Sometimes, however, I keep the viewfinder open. Maybe I forget or maybe I'm a little bit lonely, spending 7 days a week alone in a studio with Facebook being the closest thing to human contact. These strangers' memories are my unlikely company. Sometimes I'll glance over and check out what's going on in the family's life at that moment, and sometimes what I see will make me stop and watch. Maybe it's the little girl, in the movie, playing with a friend or riding a bike or rolling down a hill at the park. Inevitably, these scenes evoke memories of my own childhood, and I find myself, alone at my desk, steeped deeply in emotion, as Brooklyn rolls by outside. Couldn't I just have a normal job that doesn't involve the heart and nostalgia? No, it wouldn't suit. I'm mushy. And while I like to think of myself as someone who can really live in the moment, what I've chosen to do, professionally, challenges that.
But the reason I started Willow Street Films is because I believe in memories. Our memories are, if nothing else, unique. While we may share them with others, they are informed by who we are and by our experiences. These textured paths are what makes our world, our beautiful, horrible, joyous, depressing, complex world. I believe in preserving memories and sharing them, when it's right.

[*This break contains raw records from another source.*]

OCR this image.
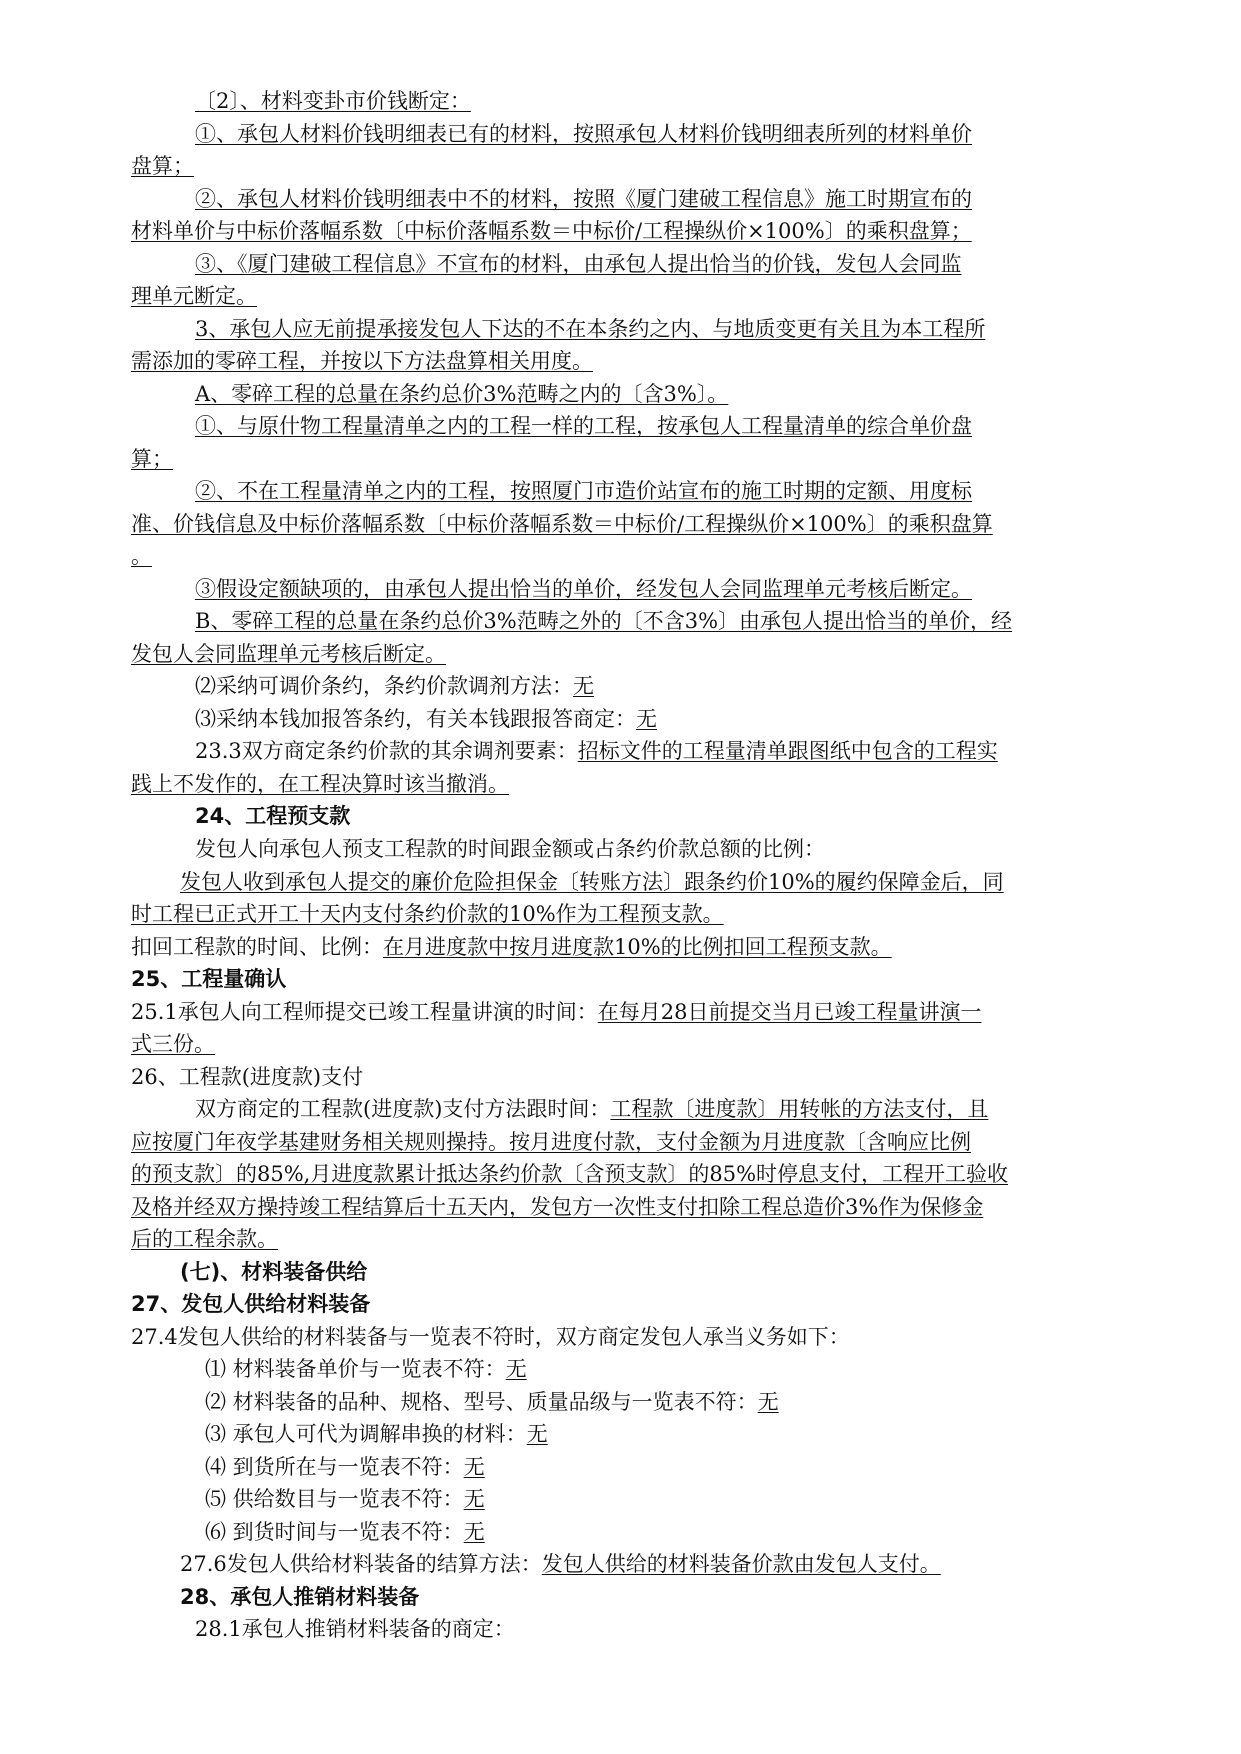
〔2〕、材料变卦市价钱断定：
①、承包人材料价钱明细表已有的材料，按照承包人材料价钱明细表所列的材料单价
盘算；
②、承包人材料价钱明细表中不的材料，按照《厦门建破工程信息》施工时期宣布的
材料单价与中标价落幅系数〔中标价落幅系数＝中标价/工程操纵价×100%〕的乘积盘算；
③、《厦门建破工程信息》不宣布的材料，由承包人提出恰当的价钱，发包人会同监
理单元断定。
3、承包人应无前提承接发包人下达的不在本条约之内、与地质变更有关且为本工程所
需添加的零碎工程，并按以下方法盘算相关用度。
A、零碎工程的总量在条约总价3%范畴之内的〔含3%〕。
①、与原什物工程量清单之内的工程一样的工程，按承包人工程量清单的综合单价盘
算；
②、不在工程量清单之内的工程，按照厦门市造价站宣布的施工时期的定额、用度标
准、价钱信息及中标价落幅系数〔中标价落幅系数＝中标价/工程操纵价×100%〕的乘积盘算
。
③假设定额缺项的，由承包人提出恰当的单价，经发包人会同监理单元考核后断定。
B、零碎工程的总量在条约总价3%范畴之外的〔不含3%〕由承包人提出恰当的单价，经
发包人会同监理单元考核后断定。
⑵采纳可调价条约，条约价款调剂方法：无
⑶采纳本钱加报答条约，有关本钱跟报答商定：无
23.3双方商定条约价款的其余调剂要素：招标文件的工程量清单跟图纸中包含的工程实
践上不发作的，在工程决算时该当撤消。
24、工程预支款
发包人向承包人预支工程款的时间跟金额或占条约价款总额的比例：
发包人收到承包人提交的廉价危险担保金〔转账方法〕跟条约价10%的履约保障金后，同
时工程已正式开工十天内支付条约价款的10%作为工程预支款。
扣回工程款的时间、比例：在月进度款中按月进度款10%的比例扣回工程预支款。
25、工程量确认
25.1承包人向工程师提交已竣工程量讲演的时间：在每月28日前提交当月已竣工程量讲演一
式三份。
26、工程款(进度款)支付
双方商定的工程款(进度款)支付方法跟时间：工程款〔进度款〕用转帐的方法支付，且
应按厦门年夜学基建财务相关规则操持。按月进度付款，支付金额为月进度款〔含响应比例
的预支款〕的85%,月进度款累计抵达条约价款〔含预支款〕的85%时停息支付，工程开工验收
及格并经双方操持竣工程结算后十五天内，发包方一次性支付扣除工程总造价3%作为保修金
后的工程余款。
(七)、材料装备供给
27、发包人供给材料装备
27.4发包人供给的材料装备与一览表不符时，双方商定发包人承当义务如下：
⑴ 材料装备单价与一览表不符：无
⑵ 材料装备的品种、规格、型号、质量品级与一览表不符：无
⑶ 承包人可代为调解串换的材料：无
⑷ 到货所在与一览表不符：无
⑸ 供给数目与一览表不符：无
⑹ 到货时间与一览表不符：无
27.6发包人供给材料装备的结算方法：发包人供给的材料装备价款由发包人支付。
28、承包人推销材料装备
28.1承包人推销材料装备的商定：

I would like to start this blog off by dedicating it to my sister, Leigh. Since she died, two years ago, it hasn't felt right to reach back and remember the stories from my past, many of which Leigh wasn't even directly a part of. Being nine years older, she led a life that was shrouded in mystery to me. There are images; cigarettes hidden in sock drawers, posters of people I didn't recognize on her walls, powders and blue eyeliner pencils scattered across her bathroom. There are sounds; the beat of "The Police" droning out of her headphones while we rode in the backseat together, her laughter at a phone conversation from behind her closed bedroom door, her silence when she refused to speak to any of us on a family vacation. I was on my own little path then, but in each memory, she is always there. Any of you who have ever had a sister knows what I mean-she was always there. My heart hasn't been ready to step back. Now it is.